How does the Fast Company iPad app fit into your work monthly schedule? Do you enjoy working on the app?
I don‘t have a monthly schedule so much as a daily schedule. We have an insanely talented and hard-working team of 4 designers, 3 photo editors, and an editorial art production manager, and (working with the edit team) we produce the monthly print magazine and the iPad app. (We’ll be sharing a website soon that will show lots of the iPad digital content - as well as print content - that we've produced in the last 3 years.) But I also work with designers and developers from our digital team on the our websites, and since my duties extend across the entire brand, I also work with our business side on everything from sales & marketing to circulation issues. Another big part of my schedule is working on our annual Innovation by Design franchise.
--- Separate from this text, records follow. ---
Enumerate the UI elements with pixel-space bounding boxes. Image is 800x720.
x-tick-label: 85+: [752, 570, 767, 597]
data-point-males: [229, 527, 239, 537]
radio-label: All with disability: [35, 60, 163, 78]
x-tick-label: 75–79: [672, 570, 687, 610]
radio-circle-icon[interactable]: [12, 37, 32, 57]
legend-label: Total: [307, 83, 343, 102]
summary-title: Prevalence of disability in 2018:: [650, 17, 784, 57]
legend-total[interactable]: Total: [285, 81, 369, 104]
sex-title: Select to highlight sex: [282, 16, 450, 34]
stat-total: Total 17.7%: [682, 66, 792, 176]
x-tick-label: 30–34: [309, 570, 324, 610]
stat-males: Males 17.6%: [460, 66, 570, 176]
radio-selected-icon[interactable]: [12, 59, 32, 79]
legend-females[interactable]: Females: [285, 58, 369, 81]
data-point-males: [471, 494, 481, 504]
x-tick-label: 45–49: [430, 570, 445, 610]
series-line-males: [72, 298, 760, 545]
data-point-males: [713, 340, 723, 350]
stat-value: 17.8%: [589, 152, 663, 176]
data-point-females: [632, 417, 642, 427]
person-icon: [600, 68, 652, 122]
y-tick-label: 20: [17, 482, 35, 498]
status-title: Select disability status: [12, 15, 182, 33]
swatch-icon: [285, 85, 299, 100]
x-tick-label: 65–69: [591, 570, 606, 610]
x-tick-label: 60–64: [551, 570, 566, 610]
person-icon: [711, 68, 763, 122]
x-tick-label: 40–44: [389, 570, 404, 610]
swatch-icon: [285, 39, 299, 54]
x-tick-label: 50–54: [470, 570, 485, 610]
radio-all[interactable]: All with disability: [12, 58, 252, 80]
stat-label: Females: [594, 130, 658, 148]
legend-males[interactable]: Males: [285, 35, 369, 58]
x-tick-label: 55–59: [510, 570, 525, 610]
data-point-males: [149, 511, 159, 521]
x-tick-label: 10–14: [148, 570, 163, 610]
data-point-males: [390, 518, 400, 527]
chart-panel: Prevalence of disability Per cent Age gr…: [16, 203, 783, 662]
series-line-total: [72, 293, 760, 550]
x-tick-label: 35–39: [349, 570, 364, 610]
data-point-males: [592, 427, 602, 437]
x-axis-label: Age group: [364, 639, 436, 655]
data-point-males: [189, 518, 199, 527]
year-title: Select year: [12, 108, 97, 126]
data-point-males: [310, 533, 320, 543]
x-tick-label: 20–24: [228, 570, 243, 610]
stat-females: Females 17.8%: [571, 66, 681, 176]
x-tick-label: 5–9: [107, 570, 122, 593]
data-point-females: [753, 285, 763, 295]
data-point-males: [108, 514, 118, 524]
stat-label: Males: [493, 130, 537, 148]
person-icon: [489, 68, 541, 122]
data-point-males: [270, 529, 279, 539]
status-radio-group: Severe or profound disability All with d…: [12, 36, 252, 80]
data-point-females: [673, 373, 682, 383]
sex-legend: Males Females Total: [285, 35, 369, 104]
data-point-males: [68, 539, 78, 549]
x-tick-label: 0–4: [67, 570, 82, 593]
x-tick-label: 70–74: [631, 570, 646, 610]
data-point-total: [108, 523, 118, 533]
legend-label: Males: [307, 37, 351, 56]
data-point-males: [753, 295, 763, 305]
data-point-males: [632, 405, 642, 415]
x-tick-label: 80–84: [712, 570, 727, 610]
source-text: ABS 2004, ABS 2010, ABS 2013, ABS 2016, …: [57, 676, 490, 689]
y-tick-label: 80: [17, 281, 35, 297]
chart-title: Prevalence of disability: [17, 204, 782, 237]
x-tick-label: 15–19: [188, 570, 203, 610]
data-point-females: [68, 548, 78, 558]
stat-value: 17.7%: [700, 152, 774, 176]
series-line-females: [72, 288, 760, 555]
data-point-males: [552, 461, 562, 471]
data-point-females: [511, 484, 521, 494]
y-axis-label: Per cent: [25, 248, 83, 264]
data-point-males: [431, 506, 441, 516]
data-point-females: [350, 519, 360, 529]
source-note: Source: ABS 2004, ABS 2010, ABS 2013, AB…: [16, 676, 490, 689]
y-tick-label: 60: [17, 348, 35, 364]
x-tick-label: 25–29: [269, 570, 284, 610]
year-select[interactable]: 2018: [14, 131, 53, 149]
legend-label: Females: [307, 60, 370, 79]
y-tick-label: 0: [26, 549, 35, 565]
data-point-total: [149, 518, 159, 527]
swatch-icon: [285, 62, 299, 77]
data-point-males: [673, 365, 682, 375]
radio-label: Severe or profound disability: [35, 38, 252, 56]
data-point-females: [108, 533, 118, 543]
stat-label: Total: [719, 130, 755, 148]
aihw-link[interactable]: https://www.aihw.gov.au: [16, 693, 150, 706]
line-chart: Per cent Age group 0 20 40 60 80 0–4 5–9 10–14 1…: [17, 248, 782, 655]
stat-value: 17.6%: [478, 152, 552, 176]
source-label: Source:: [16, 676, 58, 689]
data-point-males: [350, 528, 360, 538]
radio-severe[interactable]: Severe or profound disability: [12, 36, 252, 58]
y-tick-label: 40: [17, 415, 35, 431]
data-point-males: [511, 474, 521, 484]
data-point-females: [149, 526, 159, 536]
It’s an eight-month long project, since it involves our design competition, the design print issue and iPad app, and the design conference and awards party in October.

What are you most looking forward to this week?
I often end up working long hours, so coming home and spending time with my cat Chairman Mao is always the best way to decompress.

What are you least looking forward to this week?
There’s really nothing I want to avoid. I have a great job, and I work with wonderful colleagues. I never forget how lucky I am, to be making a living doing something I love. It’s a luxury many people in this world don’t have, and it’s too easy to take that for granted, especially in New York.

What will you be doing after this chat?
We’re finishing up our June issue, which will introduce some editorial and design evolutions I’m pretty excited about. I’m not sure I want to call it a redesign, but it’s definitely a new front-to-back experience.